The empirical correlation proposed by Diani and Campanale [18] for side-heated foams was applied to the present base-heated configuration. While the model captured the overall melting trends, it consistently underpredicted the melting completion times at higher heat fluxes. This deviation arises from two key factors: (i) a difference in heat transfer geometry between side heating and base heating, and (ii) unavoidable external heat losses (approximately 3–15% of the input power) due to the uninsulated experimental setup. Among these, heat losses were found to play the more dominant role. Notably, the original validation of the correlation against an idealized adiabatic, one-dimensional base-heating case [27] highlights the importance of developing refined models that explicitly account for non-adiabatic base-heating conditions.

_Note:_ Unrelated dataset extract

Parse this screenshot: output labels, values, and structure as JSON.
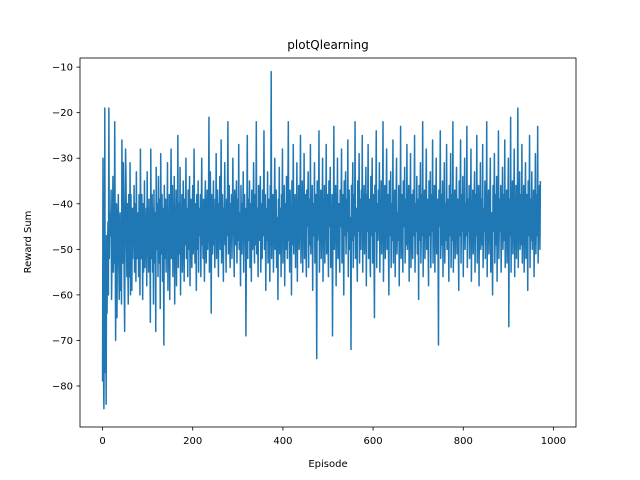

Overall, PCM–metal foam composites were shown to significantly enhance heat transfer and reduce thermal lag, confirming their potential in compact TES modules, electronics-cooling, and renewable energy applications. Future research should prioritize (i) the design of additively manufactured metallic architectures with optimized pore geometries, (ii) developing a new correlation explicitly for base-heated configurations, and (iii) systematic evaluation of long-term cycling performance to accelerate the practical deployment of PCM–metal composites in advanced thermal management systems.